Industry 4.0 realizes intelligent interconnection through the sensor group of the Internet of Things. A key challenge is to achieve the self-powering of sensors and stable operation of precision instruments. This paper introduces a dual-functional structure (VIPEH) integrating energy harvesting (EH) and vibration isolation (VI) based on the quasi-zero stiffness (QZS) piezoelectric mechanism. The paper analyzes the nonlinear statics of piezoelectric flexible beams under large deformations and conducts parametric analysis. A nonlinear dynamic model with electromechanical coupling was developed to investigate the impact of mechanical and electrical parameters on the system's dynamic bifurcation behavior, EH, and VI performance.

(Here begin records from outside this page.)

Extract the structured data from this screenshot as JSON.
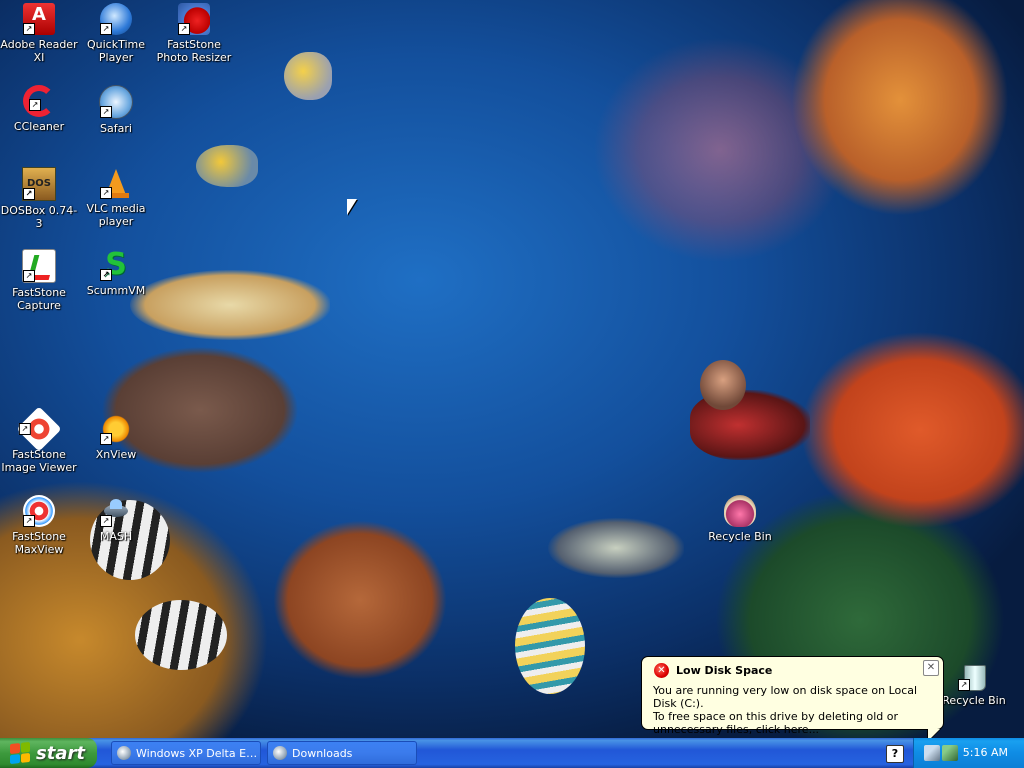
{
  "desktop": {
    "icons": [
      {
        "label": "Adobe Reader XI",
        "icon": "adobe-reader-icon"
      },
      {
        "label": "QuickTime Player",
        "icon": "quicktime-icon"
      },
      {
        "label": "FastStone Photo Resizer",
        "icon": "faststone-resizer-icon"
      },
      {
        "label": "CCleaner",
        "icon": "ccleaner-icon"
      },
      {
        "label": "Safari",
        "icon": "safari-icon"
      },
      {
        "label": "DOSBox 0.74-3",
        "icon": "dosbox-icon"
      },
      {
        "label": "VLC media player",
        "icon": "vlc-icon"
      },
      {
        "label": "FastStone Capture",
        "icon": "faststone-capture-icon"
      },
      {
        "label": "ScummVM",
        "icon": "scummvm-icon"
      },
      {
        "label": "FastStone Image Viewer",
        "icon": "faststone-viewer-icon"
      },
      {
        "label": "XnView",
        "icon": "xnview-icon"
      },
      {
        "label": "FastStone MaxView",
        "icon": "faststone-maxview-icon"
      },
      {
        "label": "MASH",
        "icon": "mash-icon"
      },
      {
        "label": "Recycle Bin",
        "icon": "recycle-bin-shell-icon"
      },
      {
        "label": "Recycle Bin",
        "icon": "recycle-bin-icon"
      }
    ],
    "dosbox_icon_text": "DOS"
  },
  "taskbar": {
    "start_label": "start",
    "tasks": [
      {
        "label": "Windows XP Delta Edi..."
      },
      {
        "label": "Downloads"
      }
    ],
    "help_glyph": "?",
    "clock": "5:16 AM"
  },
  "balloon": {
    "title": "Low Disk Space",
    "icon_glyph": "✕",
    "close_glyph": "✕",
    "line1": "You are running very low on disk space on Local Disk (C:).",
    "line2": "To free space on this drive by deleting old or unnecessary files, click here..."
  },
  "colors": {
    "taskbar_blue": "#2157d7",
    "start_green": "#3d9a3d",
    "tray_blue": "#0f8ce5",
    "balloon_bg": "#ffffe1"
  }
}
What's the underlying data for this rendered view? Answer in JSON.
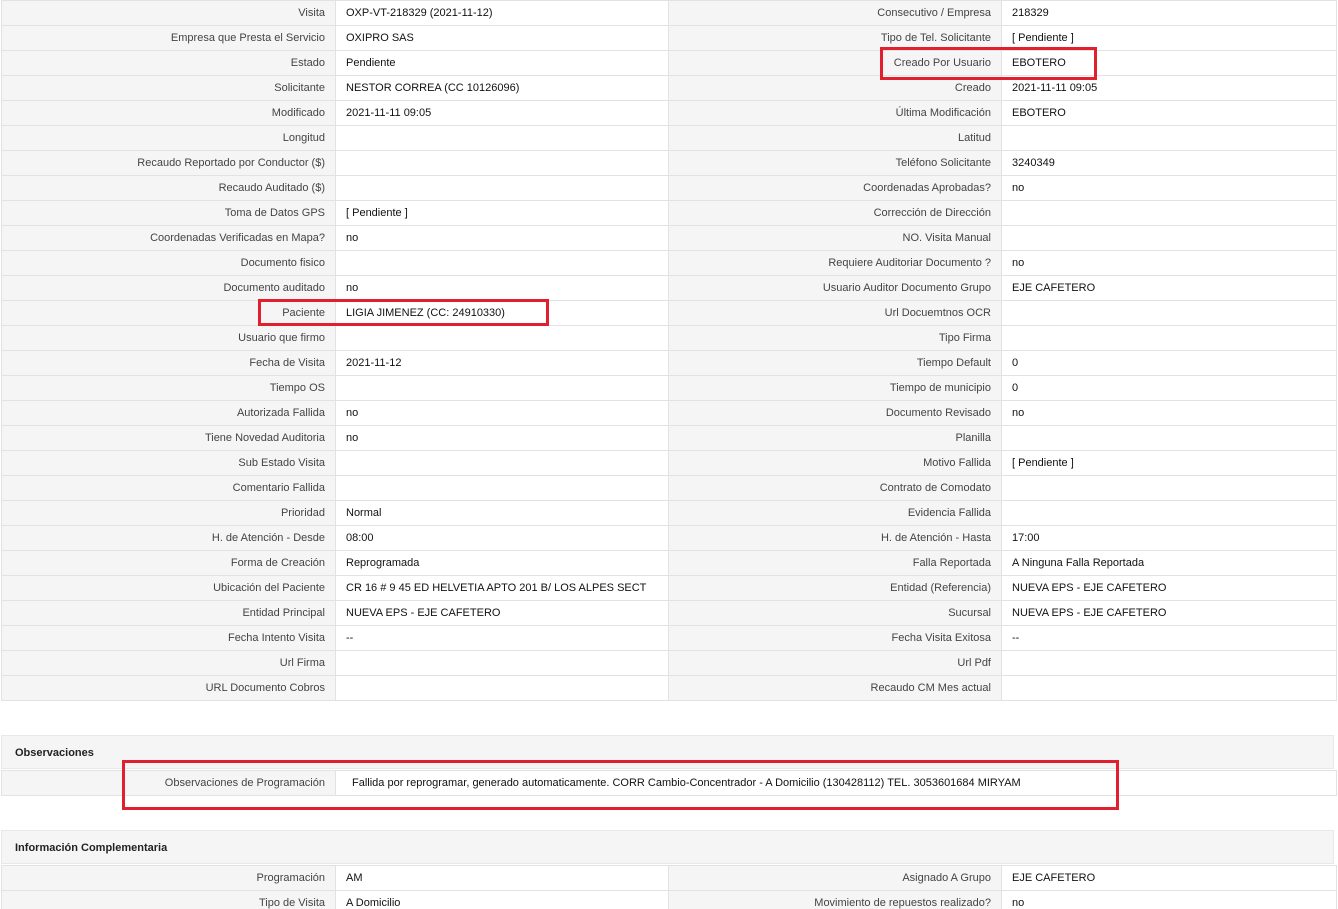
{
  "main_rows": [
    [
      "Visita",
      "OXP-VT-218329 (2021-11-12)",
      "Consecutivo / Empresa",
      "218329"
    ],
    [
      "Empresa que Presta el Servicio",
      "OXIPRO SAS",
      "Tipo de Tel. Solicitante",
      "[ Pendiente ]"
    ],
    [
      "Estado",
      "Pendiente",
      "Creado Por Usuario",
      "EBOTERO"
    ],
    [
      "Solicitante",
      "NESTOR CORREA (CC 10126096)",
      "Creado",
      "2021-11-11 09:05"
    ],
    [
      "Modificado",
      "2021-11-11 09:05",
      "Última Modificación",
      " EBOTERO"
    ],
    [
      "Longitud",
      "",
      "Latitud",
      ""
    ],
    [
      "Recaudo Reportado por Conductor ($)",
      "",
      "Teléfono Solicitante",
      "3240349"
    ],
    [
      "Recaudo Auditado ($)",
      "",
      "Coordenadas Aprobadas?",
      " no"
    ],
    [
      "Toma de Datos GPS",
      "[ Pendiente ]",
      "Corrección de Dirección",
      ""
    ],
    [
      "Coordenadas Verificadas en Mapa?",
      " no",
      "NO. Visita Manual",
      ""
    ],
    [
      "Documento fisico",
      "",
      "Requiere Auditoriar Documento ?",
      " no"
    ],
    [
      "Documento auditado",
      " no",
      "Usuario Auditor Documento Grupo",
      "EJE CAFETERO"
    ],
    [
      "Paciente",
      "LIGIA JIMENEZ (CC: 24910330)",
      "Url Docuemtnos OCR",
      ""
    ],
    [
      "Usuario que firmo",
      "",
      "Tipo Firma",
      ""
    ],
    [
      "Fecha de Visita",
      " 2021-11-12",
      "Tiempo Default",
      "0"
    ],
    [
      "Tiempo OS",
      "",
      "Tiempo de municipio",
      "0"
    ],
    [
      "Autorizada Fallida",
      " no",
      "Documento Revisado",
      " no"
    ],
    [
      "Tiene Novedad Auditoria",
      " no",
      "Planilla",
      ""
    ],
    [
      "Sub Estado Visita",
      "",
      "Motivo Fallida",
      "[ Pendiente ]"
    ],
    [
      "Comentario Fallida",
      "",
      "Contrato de Comodato",
      ""
    ],
    [
      "Prioridad",
      "Normal",
      "Evidencia Fallida",
      ""
    ],
    [
      "H. de Atención - Desde",
      "08:00",
      "H. de Atención - Hasta",
      "17:00"
    ],
    [
      "Forma de Creación",
      "Reprogramada",
      "Falla Reportada",
      "A Ninguna Falla Reportada"
    ],
    [
      "Ubicación del Paciente",
      "CR 16 # 9 45 ED HELVETIA APTO 201 B/ LOS ALPES SECT",
      "Entidad (Referencia)",
      "NUEVA EPS - EJE CAFETERO"
    ],
    [
      "Entidad Principal",
      "NUEVA EPS - EJE CAFETERO",
      "Sucursal",
      "NUEVA EPS - EJE CAFETERO"
    ],
    [
      "Fecha Intento Visita",
      " --",
      "Fecha Visita Exitosa",
      " --"
    ],
    [
      "Url Firma",
      "",
      "Url Pdf",
      ""
    ],
    [
      "URL Documento Cobros",
      "",
      "Recaudo CM Mes actual",
      ""
    ]
  ],
  "observaciones": {
    "title": "Observaciones",
    "label": "Observaciones de Programación",
    "value": "Fallida por reprogramar, generado automaticamente. CORR Cambio-Concentrador - A Domicilio (130428112) TEL. 3053601684 MIRYAM"
  },
  "info": {
    "title": "Información Complementaria",
    "rows": [
      [
        "Programación",
        "AM",
        "Asignado A Grupo",
        "EJE CAFETERO"
      ],
      [
        "Tipo de Visita",
        "A Domicilio",
        "Movimiento de repuestos realizado?",
        " no"
      ]
    ]
  },
  "colors": {
    "label_bg": "#f5f5f5",
    "border": "#e2e2e2",
    "highlight": "#e0202e"
  }
}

Finally, an experimental setup is created to evaluate the VIPEH's characteristics. Sweep frequency excitation experiments demonstrate that the initial isolation frequency of VIPEH is lower than 1.4 Hz. The important thing is that VIPEH can still power the sensor based on the isolation frequency, and the output power of a single piezoelectric material can reach 3.19 mW. This not only enables the isolation of low-frequency vibrations but also presents a highly promising application for achieving self-powering in sensor clusters within the context of Industry 4.0 and the IoTs.